Authorship in Binaries
The Laboratorium 2017-01-19
Summary:
Personality always contains something unique. It expresses its singularity even in handwriting, and a very modest grade of art has in it something irreducible, which is one man’s alone. That something he may copyright unless there is a restriction in the words of the act.
Bleistein v. Donaldson Lithographing Co., 188 U.S. 239, 250 (1903) (Holmes, J.)
Previous work shows that coding style is quite prevalent in source code. We were surprised to find out that coding style is preserved to a great degree even in compiled source code. We can de-anonymize programmers from compiled source code with great accuracy and furthermore we can de-anonymize programmers from source code compiled with optimization.
Aylin Caliskan-Islam, Fabian Yamaguchi, Edwin Dauber, Richard Harang, Konrad Rieck, Rachel Greenstadt, and Arvind Narayanan, When Coding Style Survives Compilation: De-anonymizing Programmers from Executable Binaries, at 13.

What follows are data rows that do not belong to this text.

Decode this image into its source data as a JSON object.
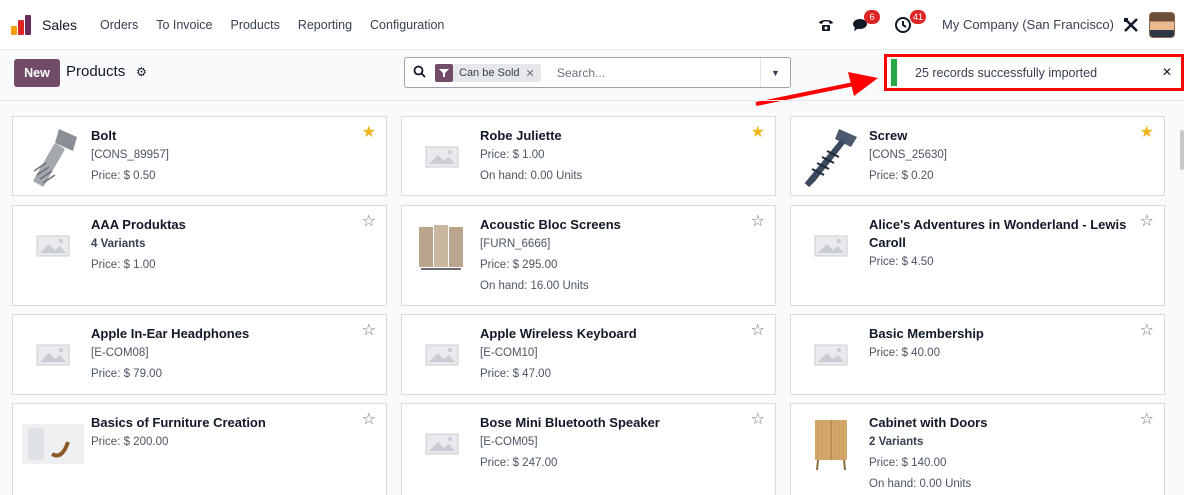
{
  "nav": {
    "brand": "Sales",
    "menu": [
      "Orders",
      "To Invoice",
      "Products",
      "Reporting",
      "Configuration"
    ],
    "messages_badge": "6",
    "activities_badge": "41",
    "company": "My Company (San Francisco)"
  },
  "control": {
    "new_label": "New",
    "title": "Products",
    "facet": "Can be Sold",
    "search_placeholder": "Search..."
  },
  "toast": {
    "message": "25 records successfully imported"
  },
  "colors": {
    "brand": "#714b67",
    "star": "#f3b61f",
    "success": "#28a745",
    "highlight": "#ff0000"
  },
  "products": [
    {
      "name": "Bolt",
      "lines": [
        "[CONS_89957]",
        "Price: $ 0.50"
      ],
      "favorite": true,
      "image": "bolt"
    },
    {
      "name": "Robe Juliette",
      "lines": [
        "Price: $ 1.00",
        "On hand: 0.00 Units"
      ],
      "favorite": true,
      "image": "placeholder"
    },
    {
      "name": "Screw",
      "lines": [
        "[CONS_25630]",
        "Price: $ 0.20"
      ],
      "favorite": true,
      "image": "screw"
    },
    {
      "name": "AAA Produktas",
      "lines": [
        "4 Variants",
        "Price: $ 1.00"
      ],
      "bold_first": true,
      "favorite": false,
      "image": "placeholder"
    },
    {
      "name": "Acoustic Bloc Screens",
      "lines": [
        "[FURN_6666]",
        "Price: $ 295.00",
        "On hand: 16.00 Units"
      ],
      "favorite": false,
      "image": "screens"
    },
    {
      "name": "Alice's Adventures in Wonderland - Lewis Caroll",
      "lines": [
        "Price: $ 4.50"
      ],
      "favorite": false,
      "image": "placeholder"
    },
    {
      "name": "Apple In-Ear Headphones",
      "lines": [
        "[E-COM08]",
        "Price: $ 79.00"
      ],
      "favorite": false,
      "image": "placeholder"
    },
    {
      "name": "Apple Wireless Keyboard",
      "lines": [
        "[E-COM10]",
        "Price: $ 47.00"
      ],
      "favorite": false,
      "image": "placeholder"
    },
    {
      "name": "Basic Membership",
      "lines": [
        "Price: $ 40.00"
      ],
      "favorite": false,
      "image": "placeholder"
    },
    {
      "name": "Basics of Furniture Creation",
      "lines": [
        "Price: $ 200.00"
      ],
      "favorite": false,
      "image": "furniture"
    },
    {
      "name": "Bose Mini Bluetooth Speaker",
      "lines": [
        "[E-COM05]",
        "Price: $ 247.00"
      ],
      "favorite": false,
      "image": "placeholder"
    },
    {
      "name": "Cabinet with Doors",
      "lines": [
        "2 Variants",
        "Price: $ 140.00",
        "On hand: 0.00 Units"
      ],
      "bold_first": true,
      "favorite": false,
      "image": "cabinet"
    }
  ]
}
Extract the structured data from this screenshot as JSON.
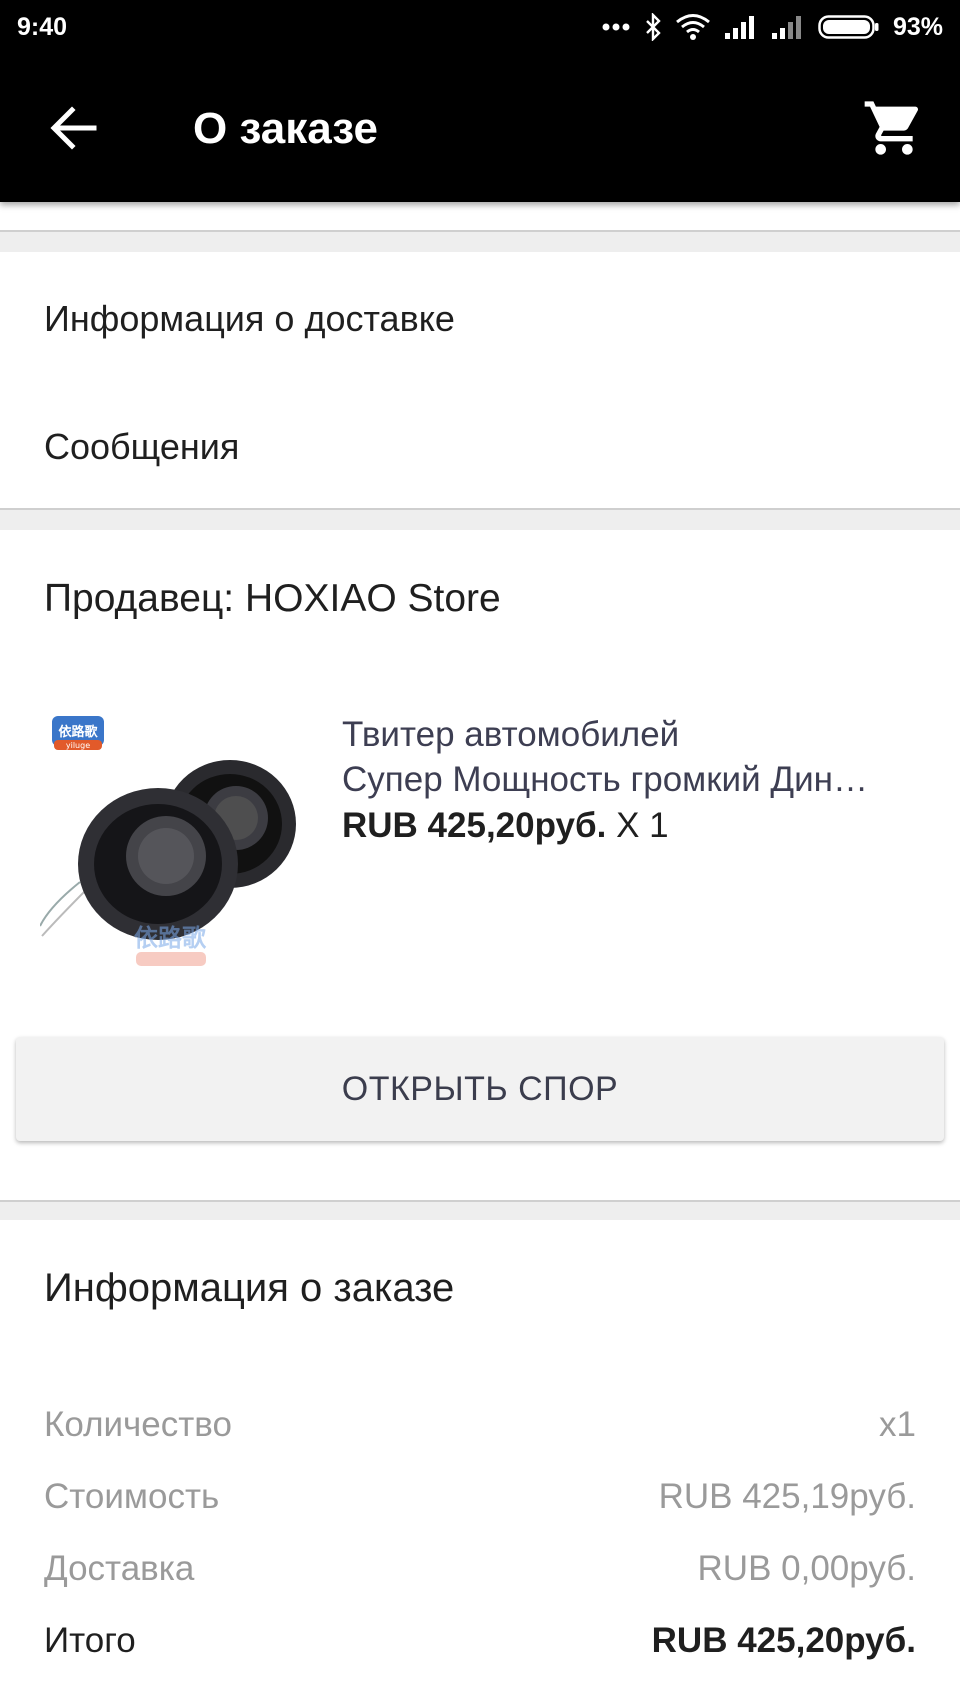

These new results have important implications for privacy and security. But they also put a new and slightly surprising spin on debates over software copyright. If programmers have distinctive styles that are recognizable across programs and are present even in optimized executable binaries stripped of symbol information, then the argument that software lacks expressive content is a little weaker. Traces of authorial personality survive, like bacteria, even in unlikely environments.